James C. Hormel LGBTQIA Center

Monday, April 30, 2012

Archives April 2012


Bar Associations ...
lawyers, no ... lesbians, yes!

The library recently acquired the Grace Miller Papers. Grace was one of the owners of record for Tommy's Place and 12 Adler Place, two bars that operated from 1952-1954 and were frequented by lesbians. Grace is pictured at left, behind the bar.

The Grace Miller Papers include correspondence, subject files, photographs and a scrapbook. The subject files include flyers and announcements for a number of lesbian bars from the 1950s to the 1960s.

In September 1954, Grace Miller and co-owners Joyce van de Veer and Jean Sullivan became the subjects of intense public scrutiny as a result of charges against Tommy's Place for underage drinking, drug use, and perverted activity. Grace and Joyce were tending bar and were arrested for serving alcohol to minors. The collection contains a scrapbook with newspaper clippings from the time of the arrests, and Miller's trial and sentencing.

In Nan Boyd's book Wide Open Town, Reba Hudson describes the events surrounding the 1954 arrests and trial. "Tommy [Vasu] lost her license because of the arrests...but the person who actually serves the minor is the one who does the time. ... the two bartenders, they were the victims of this whole thing. Gracie went to trial right at the height of the publicity, that's really why she was convicted. ... Gracie was just a scapegoat because she went to trial when the anti-gay stuff was at its most hysterical peak." Jean was not arrested at all and Joyce got off with probation or a lighter sentence.

Boyd sets the Tommy's Place arrests and trial within the context of McCarthy era politics. She notes that the arrests happened immediately before the Senate Subcommittee on Juvenile Delinquency's hearing in San Francisco in October 1954. The lurid headlines about the "thrill bar" served to link juvenile delinquency with sexual deviance, drug use, and prostitution. The San Francisco Examiner editorial shown here deftly (and frighteningly) sums up the thinking prevalent at that time. Although the writer misidentifies the bar as Tommy's Joint rather than Tommy's Place, it is clear that no evidence was really necessary to convict these individuals in the court of public opinion.

The Grace Miller Papers are available through the San Francisco History Center, 6th floor, Main Library.

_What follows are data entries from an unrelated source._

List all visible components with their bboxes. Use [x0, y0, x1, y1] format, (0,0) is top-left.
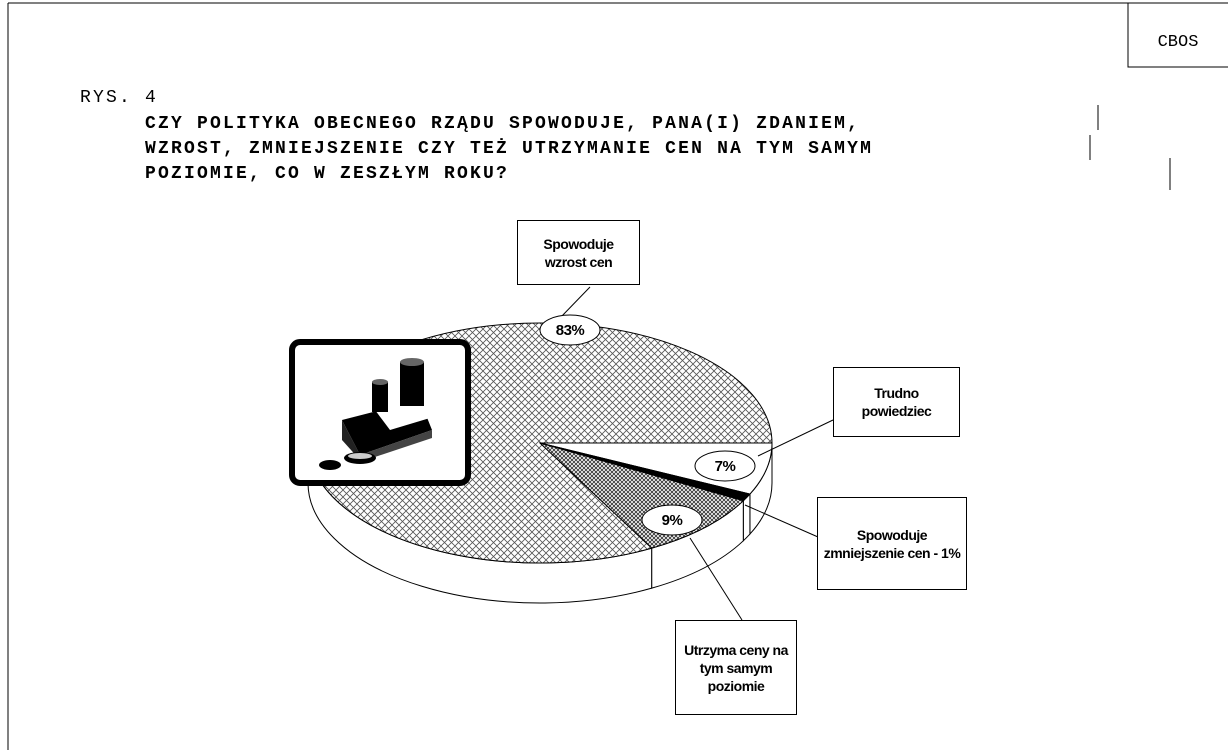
- category-label: Spowoduje zmniejszenie cen - 1%: [817, 497, 967, 590]
- leader-line: [744, 504, 819, 538]
- icon: [289, 339, 471, 486]
- leader-line: [757, 419, 834, 457]
- value-label-bg: [694, 450, 756, 482]
- leader-line: [689, 537, 743, 621]
- figure-number: RYS. 4: [80, 88, 158, 108]
- value-label-bg: [641, 504, 703, 536]
- pie-side: [742, 492, 751, 542]
- value-label: 9%: [662, 512, 683, 529]
- leader-lines: [559, 286, 834, 621]
- category-label: Trudno powiedziec: [833, 367, 960, 437]
- chart-title: POZIOMIE, CO W ZESZŁYM ROKU?: [145, 164, 509, 184]
- chart-title: CZY POLITYKA OBECNEGO RZĄDU SPOWODUJE, P…: [145, 114, 860, 134]
- category-label: Utrzyma ceny na tym samym poziomie: [675, 620, 797, 715]
- corner-label: CBOS: [1158, 33, 1199, 52]
- value-label-bg: [539, 314, 601, 346]
- category-label: Spowoduje wzrost cen: [517, 220, 640, 285]
- value-labels: 83% 7% 9%: [539, 314, 756, 536]
- chart-title: WZROST, ZMNIEJSZENIE CZY TEŻ UTRZYMANIE …: [145, 138, 873, 159]
- value-label: 83%: [556, 322, 585, 339]
- leader-line: [559, 286, 591, 319]
- value-label: 7%: [715, 458, 736, 475]
- corner-box: [1127, 3, 1228, 68]
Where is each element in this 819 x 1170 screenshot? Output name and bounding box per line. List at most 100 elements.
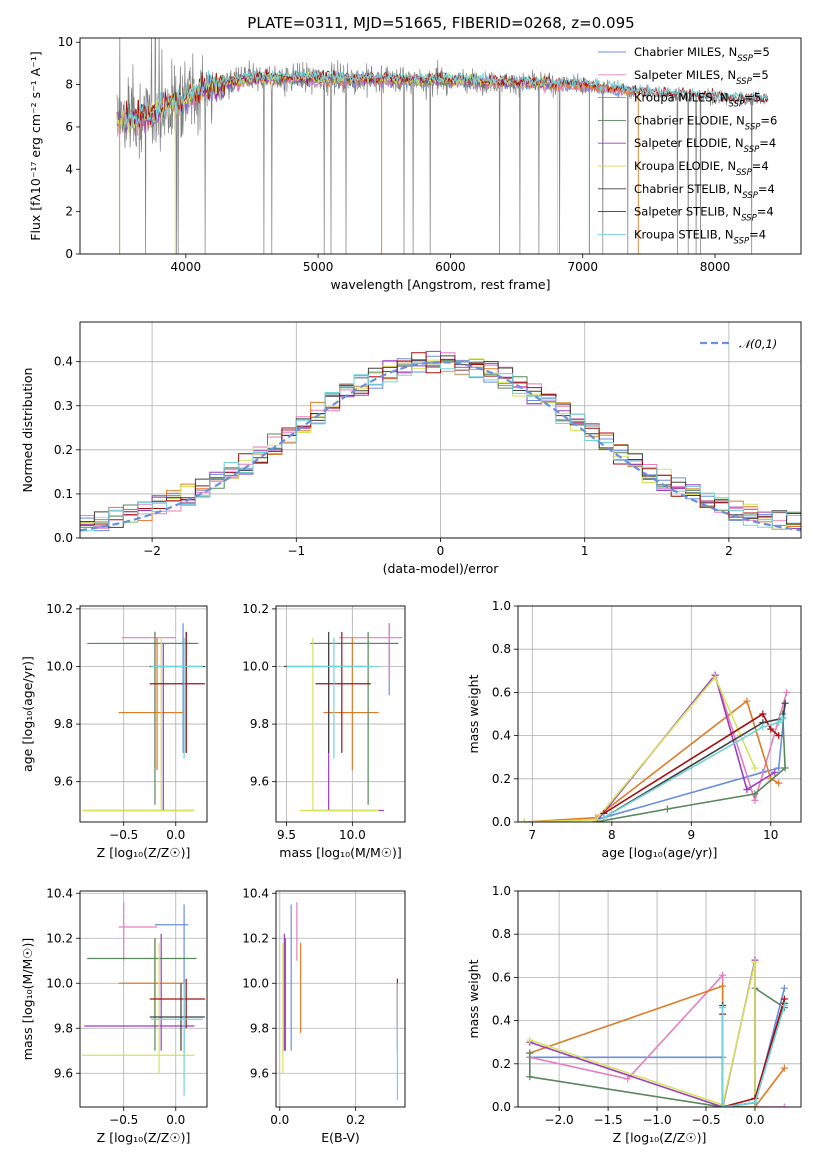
x-tick-label: −1 — [287, 544, 305, 558]
x-axis-label: Z [log₁₀(Z/Z☉)] — [613, 1130, 707, 1145]
spectrum-legend: Chabrier MILES, NSSP=5 Salpeter MILES, NS… — [598, 45, 777, 246]
y-tick-label: 2 — [65, 205, 73, 219]
weight_vs_age-plot-area — [520, 671, 791, 822]
x-tick-label: −2 — [143, 544, 161, 558]
y-tick-label: 8 — [65, 78, 73, 92]
age_vs_mass-grid — [276, 606, 405, 822]
weight-marker — [526, 1073, 534, 1081]
residuals-frame — [79, 321, 802, 539]
errorbar-salpeter_elodie — [84, 933, 195, 1051]
age_vs_Z-plot-area — [82, 623, 205, 812]
weight-marker — [526, 1036, 534, 1044]
errorbar-chabrier_elodie — [87, 938, 197, 1051]
mass_vs_Z-frame — [79, 890, 208, 1108]
gauss-legend-label: 𝒩(0,1) — [739, 337, 777, 351]
x-tick-label: −0.5 — [109, 1113, 138, 1127]
weight-marker — [592, 816, 600, 822]
weight-line-salpeter_stelib — [721, 998, 786, 1107]
weight-marker — [781, 764, 789, 772]
mass_vs_ebv-panel: 0.0 0.2 9.6 9.8 10.0 10.2 10.4 E(B-V) — [242, 886, 406, 1145]
y-tick-label: 10.2 — [242, 602, 269, 616]
y-axis-label: age [log₁₀(age/yr)] — [20, 656, 35, 772]
weight-marker — [719, 971, 727, 979]
x-tick-label: 6000 — [435, 260, 466, 274]
errorbar-chabrier_miles — [154, 904, 189, 1051]
y-tick-label: 9.8 — [250, 717, 269, 731]
errorbar-kroupa_miles — [323, 637, 379, 771]
errorbar-chabrier_stelib — [283, 631, 366, 753]
legend-label-kroupa_elodie: Kroupa ELODIE, NSSP=4 — [634, 159, 769, 178]
weight_vs_Z-panel: −2.0 −1.5 −1.0 −0.5 0.0 0.0 0.2 0.4 0.6 0.8 1.0 Z [… — [466, 884, 802, 1145]
weight-marker — [759, 710, 767, 718]
weight-marker — [624, 1075, 632, 1083]
x-tick-label: 0.0 — [270, 1113, 289, 1127]
errorbar-kroupa_stelib — [286, 637, 379, 759]
y-tick-label: 0.6 — [492, 685, 511, 699]
errorbar-kroupa_stelib — [150, 983, 203, 1096]
legend-label-chabrier_elodie: Chabrier ELODIE, NSSP=6 — [634, 113, 777, 132]
weight-marker — [780, 1064, 788, 1072]
x-axis-label: wavelength [Angstrom, rest frame] — [330, 277, 550, 292]
weight-marker — [751, 796, 759, 804]
y-tick-label: 9.8 — [54, 717, 73, 731]
weight-marker — [767, 725, 775, 733]
errorbar-salpeter_miles — [339, 623, 403, 681]
x-tick-label: 7 — [528, 828, 536, 842]
weight-marker — [783, 688, 791, 696]
y-axis-label: Normed distribution — [20, 368, 35, 493]
y-tick-label: 4 — [65, 162, 73, 176]
mass_vs_Z-plot-area — [82, 902, 205, 1096]
errorbar-salpeter_stelib — [149, 978, 205, 1029]
x-tick-label: −1.0 — [642, 1113, 671, 1127]
mass_vs_ebv-grid — [276, 891, 405, 1107]
errorbar-kroupa_elodie — [82, 942, 195, 1074]
errorbar-chabrier_miles — [319, 623, 399, 696]
y-tick-label: 0.0 — [492, 1100, 511, 1114]
weight-marker — [520, 818, 528, 822]
x-tick-label: 0 — [437, 544, 445, 558]
x-axis-label: Z [log₁₀(Z/Z☉)] — [97, 1130, 191, 1145]
spectrum-panel: 4000 5000 6000 7000 8000 0 2 4 6 8 10 wavelength [A… — [28, 35, 802, 292]
errorbar-salpeter_elodie — [84, 643, 195, 812]
model-spectrum-kroupa_stelib — [124, 69, 769, 129]
legend-label-salpeter_miles: Salpeter MILES, NSSP=5 — [634, 68, 769, 87]
x-axis-label: mass [log₁₀(M/M☉)] — [279, 845, 401, 860]
legend-label-kroupa_miles: Kroupa MILES, NSSP=5 — [634, 91, 761, 110]
x-tick-label: 8 — [608, 828, 616, 842]
age_vs_mass-panel: 9.5 10.0 9.6 9.8 10.0 10.2 mass [log₁₀(M/M☉)] — [242, 602, 406, 860]
errorbar-salpeter_stelib — [149, 631, 205, 753]
y-tick-label: 0.4 — [492, 1014, 511, 1028]
x-axis-label: Z [log₁₀(Z/Z☉)] — [97, 845, 191, 860]
weight-line-kroupa_stelib — [721, 1005, 786, 1107]
y-tick-label: 0 — [65, 247, 73, 261]
weight-marker — [663, 805, 671, 813]
weight-line-chabrier_stelib — [721, 1003, 786, 1107]
x-tick-label: 8000 — [700, 260, 731, 274]
y-axis-label: mass weight — [466, 674, 481, 753]
age_vs_Z-grid — [80, 606, 207, 822]
x-tick-label: 9.5 — [277, 828, 296, 842]
x-tick-label: −0.5 — [691, 1113, 720, 1127]
age_vs_Z-frame — [79, 605, 208, 823]
x-axis-label: (data-model)/error — [383, 561, 500, 576]
y-tick-label: 0.6 — [492, 970, 511, 984]
weight-marker — [719, 1103, 727, 1107]
y-tick-label: 9.8 — [54, 1021, 73, 1035]
weight-marker — [779, 714, 787, 722]
hist-kroupa_stelib — [80, 362, 801, 532]
errorbar-chabrier_stelib — [149, 983, 205, 1051]
mass_vs_ebv-frame — [275, 890, 406, 1108]
y-tick-label: 0.2 — [492, 1057, 511, 1071]
spectrum-frame — [79, 37, 802, 255]
weight-marker — [781, 699, 789, 707]
weight_vs_age-panel: 7 8 9 10 0.0 0.2 0.4 0.6 0.8 1.0 age [log₁₀(age/yr… — [466, 599, 802, 860]
y-axis-label: mass weight — [466, 959, 481, 1038]
legend-label-chabrier_stelib: Chabrier STELIB, NSSP=4 — [634, 182, 775, 201]
y-tick-label: 1.0 — [492, 599, 511, 613]
y-tick-label: 9.6 — [250, 775, 269, 789]
x-tick-label: 0.2 — [346, 1113, 365, 1127]
errorbar-salpeter_elodie — [312, 643, 384, 812]
errorbar-salpeter_stelib — [315, 631, 371, 753]
errorbar-chabrier_elodie — [87, 631, 197, 805]
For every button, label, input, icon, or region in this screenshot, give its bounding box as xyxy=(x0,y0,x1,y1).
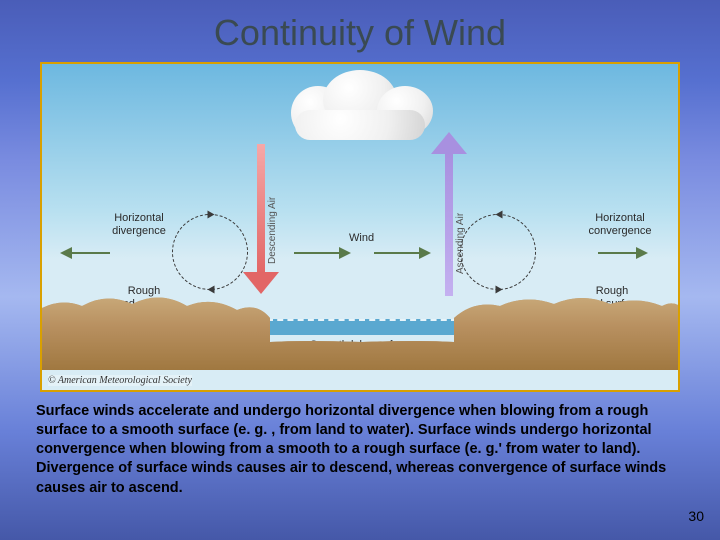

The photographs are available during the hours for the San Francisco Historical Photographs desk.

Saturday, April 28, 2012

Radically Gay: The Life of Harry Hay

A wonderful new exhibit on the life and work of Harry Hay has just opened in the Jewett Gallery at the San Francisco Public Library. In celebration of the centennial of Hay’s birth, the exhibit illuminates his life, from his privileged childhood to his later years as a radical queer activist, using a wide range of photographs, letters, and personal items taken from the Harry Hay Papers. You’ve very likely heard of Harry Hay because of his work with the Mattachine Society in the 1940s and 50s, or with the Radical Faeries from the 1970s until his death in 2002, but there are less well known facts and curiosities from Hay’s life that the exhibition uncovers. The adventurous life of one of our first gay activists does not disappoint, from his camouflage skirt to the teleidoscope invented by his long-time partner, John Burnside, there’s a lot of whimsy in this exhibit to go along with the very important gay history. We’ll we don’t want to give it all away here, come see the exhibit, on view through July 29, 2012!